A pobreza de experiência, segundo Benjamin (1996), vem ocorrendo desde o início do período industrial, e ela se dá porque os meios de produção dominam o ser humano, e não o inverso, como ocorreu na sociedade medieval. Logo, Walter Benjamin nos apresenta pessoas alienadas, dominadas pelos meios de produção. Nesse sentido, o trabalho é elemento fundamental para se entender a experiência aludida por Benjamin. Numa produção artesanal, o trabalhador é dono e conhecedor de seu modo de produção, logo, capaz de transmitir suas habilidades, suas experiências. Em seu texto de 1933, Experiência e pobreza, Benjamin (1996) começa por uma parábola que lia na infância, na qual um velho, em seu leito de morte, revela aos filhos que há um tesouro em seu vinhedo. Os filhos cavam a terra para procurar o tesouro e nada encontram, mas quando vem o outono e as vinhas dão uma produção bem maior se comparada à de outras da região, descobrem que a felicidade está no trabalho. Nesse momento, compreendem que seu pai lhes transmitiu uma experiência.

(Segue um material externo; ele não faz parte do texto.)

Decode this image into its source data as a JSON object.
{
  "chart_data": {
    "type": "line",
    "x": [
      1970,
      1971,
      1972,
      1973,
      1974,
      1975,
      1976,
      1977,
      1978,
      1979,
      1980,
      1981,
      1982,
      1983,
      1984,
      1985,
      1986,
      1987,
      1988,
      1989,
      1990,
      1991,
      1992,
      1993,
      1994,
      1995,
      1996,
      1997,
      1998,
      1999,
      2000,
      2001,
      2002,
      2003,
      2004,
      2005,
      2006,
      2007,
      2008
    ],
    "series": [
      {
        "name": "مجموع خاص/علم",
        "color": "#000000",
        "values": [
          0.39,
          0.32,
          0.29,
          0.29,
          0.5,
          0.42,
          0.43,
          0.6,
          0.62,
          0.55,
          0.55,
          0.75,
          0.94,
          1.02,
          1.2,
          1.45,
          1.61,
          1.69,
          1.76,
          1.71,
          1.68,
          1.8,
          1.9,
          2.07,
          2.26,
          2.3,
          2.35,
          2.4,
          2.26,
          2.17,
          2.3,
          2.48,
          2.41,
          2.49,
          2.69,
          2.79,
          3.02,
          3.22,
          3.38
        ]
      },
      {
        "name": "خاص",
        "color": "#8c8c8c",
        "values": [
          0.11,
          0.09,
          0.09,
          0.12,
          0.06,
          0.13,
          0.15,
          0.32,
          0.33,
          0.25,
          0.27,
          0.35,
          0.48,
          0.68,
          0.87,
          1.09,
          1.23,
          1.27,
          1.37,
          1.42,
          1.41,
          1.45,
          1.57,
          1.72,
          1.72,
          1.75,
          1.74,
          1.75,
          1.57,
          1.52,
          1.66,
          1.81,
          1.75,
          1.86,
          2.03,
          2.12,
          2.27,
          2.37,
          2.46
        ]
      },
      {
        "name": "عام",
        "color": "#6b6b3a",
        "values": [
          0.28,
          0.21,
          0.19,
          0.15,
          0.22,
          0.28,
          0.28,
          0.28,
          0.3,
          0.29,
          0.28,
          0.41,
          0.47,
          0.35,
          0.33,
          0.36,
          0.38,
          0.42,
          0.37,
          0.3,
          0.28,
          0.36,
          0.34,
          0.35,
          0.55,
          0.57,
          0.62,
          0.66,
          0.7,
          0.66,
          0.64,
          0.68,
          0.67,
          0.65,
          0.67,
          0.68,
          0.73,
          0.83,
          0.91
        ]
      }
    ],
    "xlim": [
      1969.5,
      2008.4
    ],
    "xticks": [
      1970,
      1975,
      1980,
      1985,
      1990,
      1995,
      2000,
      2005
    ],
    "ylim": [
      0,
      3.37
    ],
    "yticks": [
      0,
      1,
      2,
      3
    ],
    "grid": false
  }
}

Em outro texto, O narrador, Benjamin, para quem a narrativa é uma forma de trocar experiências, afirma que os artífices aperfeiçoaram a arte de narrar:
O mestre sedentário e os aprendizes migrantes trabalhavam juntos na mesma oficina; cada mestre tinha sido um aprendiz ambulante antes de se fixar em sua pátria ou no estrangeiro. Se os camponeses e os marujos foram os primeiros mestres da arte de narrar, foram os artífices que a aperfeiçoaram. (Benjamin, 1996, p. 199)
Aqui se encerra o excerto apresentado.